A função administrativa do poder central compreendia a elaboração de decretos, regulamentos e instruções para uma boa execução das leis e a superintendência no conjunto da administração pública, fazendo executar os preceitos legais. Estes factos que constavam nesta reforma mostram que o Governo podia colocar à frente dos destinos locais pessoas da sua confiança e exercer assim um controlo mais eficiente. O Governo tinha sempre a última palavra, isto é, o poder de nomear, decidir e demitir sempre que lhe conviesse.

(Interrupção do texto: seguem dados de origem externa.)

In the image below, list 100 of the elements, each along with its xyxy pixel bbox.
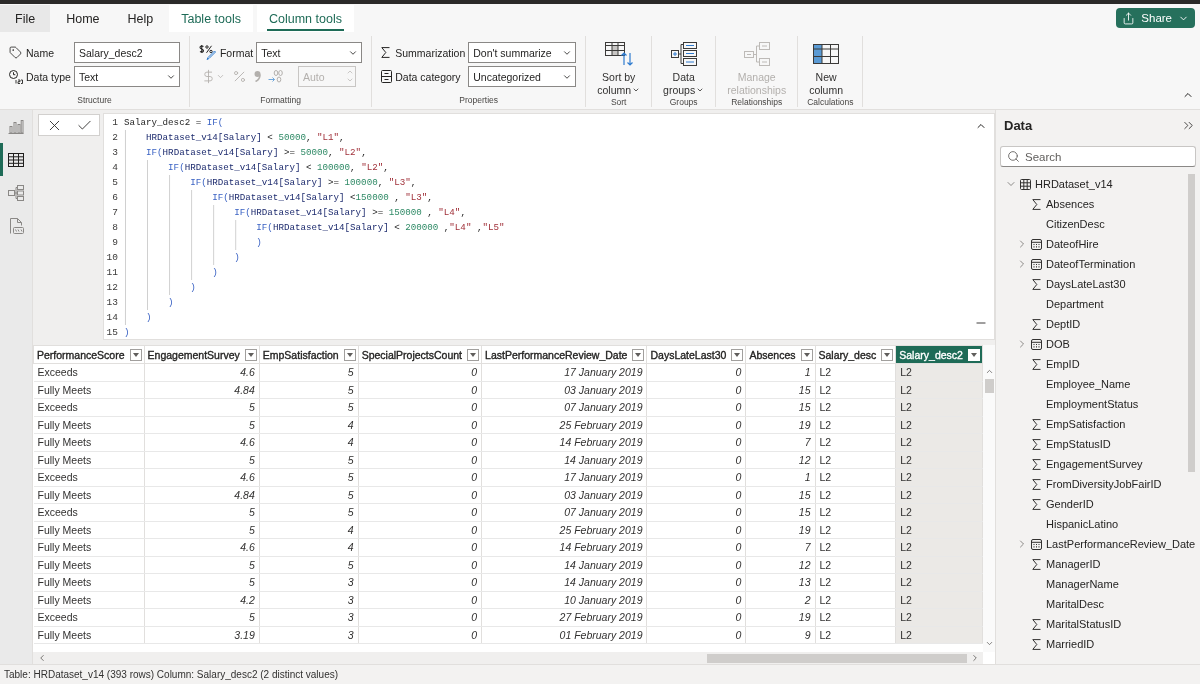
column-title: LastPerformanceReview_Date	[485, 348, 628, 361]
field-name[interactable]: CitizenDesc	[1046, 218, 1105, 230]
pane-title: Data	[1004, 117, 1033, 133]
ribbon-tab[interactable]: Help	[115, 5, 166, 32]
field-name[interactable]: DaysLateLast30	[1046, 278, 1126, 290]
filter-button[interactable]	[632, 348, 645, 361]
data-category-dropdown[interactable]: Uncategorized	[468, 66, 577, 87]
field-name[interactable]: EmploymentStatus	[1046, 398, 1139, 410]
field-name[interactable]: DeptID	[1046, 318, 1081, 330]
caret-down-icon	[635, 352, 642, 357]
sigma-icon	[1031, 318, 1041, 330]
field-name[interactable]: MaritalDesc	[1046, 598, 1105, 610]
caret-down-icon	[734, 352, 741, 357]
format-dropdown[interactable]: Text	[256, 42, 363, 63]
column-header[interactable]: SpecialProjectsCount	[358, 345, 482, 364]
calendar-icon	[1030, 238, 1042, 250]
search-field[interactable]: Search	[1000, 146, 1196, 167]
column-header[interactable]: DaysLateLast30	[647, 345, 746, 364]
filter-button[interactable]	[343, 348, 356, 361]
field-name[interactable]: GenderID	[1046, 498, 1094, 510]
scrollbar-thumb[interactable]	[1188, 174, 1195, 472]
sigma-icon	[1031, 278, 1041, 290]
code-line: IF(HRDataset_v14[Salary] < 100000, "L2",	[124, 160, 389, 175]
sigma-icon	[1031, 198, 1041, 210]
ribbon-button[interactable]: Sort by column	[595, 42, 643, 97]
caret-down-icon	[971, 352, 977, 357]
sigma-icon	[1031, 458, 1041, 470]
field-name[interactable]: DateofHire	[1046, 238, 1099, 250]
line-number: 13	[105, 297, 118, 308]
column-header[interactable]: Salary_desc	[815, 345, 896, 364]
calendar-icon	[1030, 538, 1042, 550]
bar-chart-icon	[8, 119, 24, 134]
name-input[interactable]: Salary_desc2	[73, 42, 180, 63]
line-number: 9	[111, 237, 118, 248]
group-label: Structure	[77, 95, 112, 106]
caret-down-icon	[346, 352, 353, 357]
column-header[interactable]: EmpSatisfaction	[259, 345, 359, 364]
field-name[interactable]: DateofTermination	[1046, 258, 1136, 270]
field-name[interactable]: EmpSatisfaction	[1046, 418, 1126, 430]
column-header[interactable]: EngagementSurvey	[144, 345, 260, 364]
field-name[interactable]: MarriedID	[1046, 638, 1095, 650]
code-line: IF(HRDataset_v14[Salary] >= 150000 , "L4",	[124, 205, 466, 220]
group-label: Formatting	[260, 95, 301, 106]
field-name[interactable]: ManagerID	[1046, 558, 1101, 570]
field-name[interactable]: Employee_Name	[1046, 378, 1131, 390]
summarization-dropdown[interactable]: Don't summarize	[468, 42, 577, 63]
line-number: 10	[105, 252, 118, 263]
share-button[interactable]: Share	[1116, 8, 1195, 28]
code-line: )	[124, 250, 240, 265]
formula-editor[interactable]	[103, 113, 995, 340]
field-name[interactable]: MaritalStatusID	[1046, 618, 1122, 630]
filter-button[interactable]	[244, 348, 257, 361]
ribbon-button[interactable]: New column	[807, 42, 846, 97]
column-header[interactable]: LastPerformanceReview_Date	[481, 345, 647, 364]
filter-button[interactable]	[731, 348, 744, 361]
table-name[interactable]: HRDataset_v14	[1035, 178, 1113, 190]
field-name[interactable]: DOB	[1046, 338, 1070, 350]
ribbon-tab[interactable]: Home	[54, 5, 112, 32]
form-list-icon	[381, 70, 393, 83]
line-number: 14	[105, 312, 118, 323]
line-number: 3	[111, 147, 118, 158]
field-label: Data category	[395, 70, 462, 83]
chevron-up-icon	[345, 68, 354, 76]
comma-icon	[253, 71, 261, 82]
field-name[interactable]: HispanicLatino	[1046, 518, 1119, 530]
field-name[interactable]: EmpID	[1046, 358, 1080, 370]
code-line: IF(HRDataset_v14[Salary] < 200000 ,"L4" ,"L5"	[124, 220, 505, 235]
grouped-list-icon	[670, 42, 697, 66]
field-name[interactable]: Absences	[1046, 198, 1095, 210]
group-label: Calculations	[807, 97, 854, 108]
field-name[interactable]: Department	[1046, 298, 1104, 310]
relationship-diagram-icon	[743, 42, 770, 66]
field-name[interactable]: FromDiversityJobFairID	[1046, 478, 1162, 490]
code-line: )	[124, 310, 152, 325]
data-type-dropdown[interactable]: Text	[73, 66, 180, 87]
ribbon-tab[interactable]: Column tools	[257, 5, 354, 32]
ribbon-button[interactable]: Data groups	[661, 42, 707, 97]
column-header[interactable]: Salary_desc2	[895, 345, 983, 364]
sigma-icon	[1031, 558, 1041, 570]
scrollbar-thumb[interactable]	[707, 653, 967, 663]
field-name[interactable]: LastPerformanceReview_Date	[1046, 538, 1196, 550]
chevron-left-icon	[37, 653, 47, 663]
vertical-scrollbar[interactable]	[983, 345, 995, 652]
caret-down-icon	[132, 352, 139, 357]
field-name[interactable]: EmpStatusID	[1046, 438, 1111, 450]
line-number: 15	[105, 327, 118, 338]
code-line: )	[124, 326, 130, 340]
filter-button[interactable]	[800, 348, 813, 361]
column-header[interactable]: PerformanceScore	[33, 345, 145, 364]
field-name[interactable]: ManagerName	[1046, 578, 1119, 590]
code-line: IF(HRDataset_v14[Salary] >= 100000, "L3",	[124, 175, 417, 190]
filter-button[interactable]	[467, 348, 480, 361]
column-title: PerformanceScore	[37, 348, 125, 361]
ribbon-tab[interactable]: File	[0, 5, 51, 32]
filter-button[interactable]	[881, 348, 894, 361]
ribbon-tab[interactable]: Table tools	[169, 5, 253, 32]
scrollbar-thumb[interactable]	[984, 379, 994, 393]
field-name[interactable]: EngagementSurvey	[1046, 458, 1143, 470]
filter-button[interactable]	[129, 348, 142, 361]
column-header[interactable]: Absences	[745, 345, 815, 364]
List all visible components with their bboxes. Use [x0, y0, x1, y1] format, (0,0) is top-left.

Não se podem descartar alguns factos do Código Civil, no qual participou na sua elaboração, neste código administrativo, porque é vivível que Martens Ferrão foi buscar inspiração à estrutura do Código Civil, essencialmente, em relação às regras fundamentais de organização social. A estrutura social tinha que estar de acordo com as normas jurídicas que deveriam vigorar na sociedade. Nessa perspetiva podemos considerar a reforma administrativa de Martens Ferrão um Código Administrativo no qual se reúnem as normas aplicáveis a um conjunto de relações jurídicas, coordenadas com os princípios fundamentais e segundo uma técnica uniforme. Portanto, o Código de Martens Ferrão regulava as seguintes matérias: divisão do território, organização, funcionamento e atribuições das autarquias locais, instituição e competência das autoridades locais de administração geral, funcionários e empregados administrativos, finanças locais e contencioso.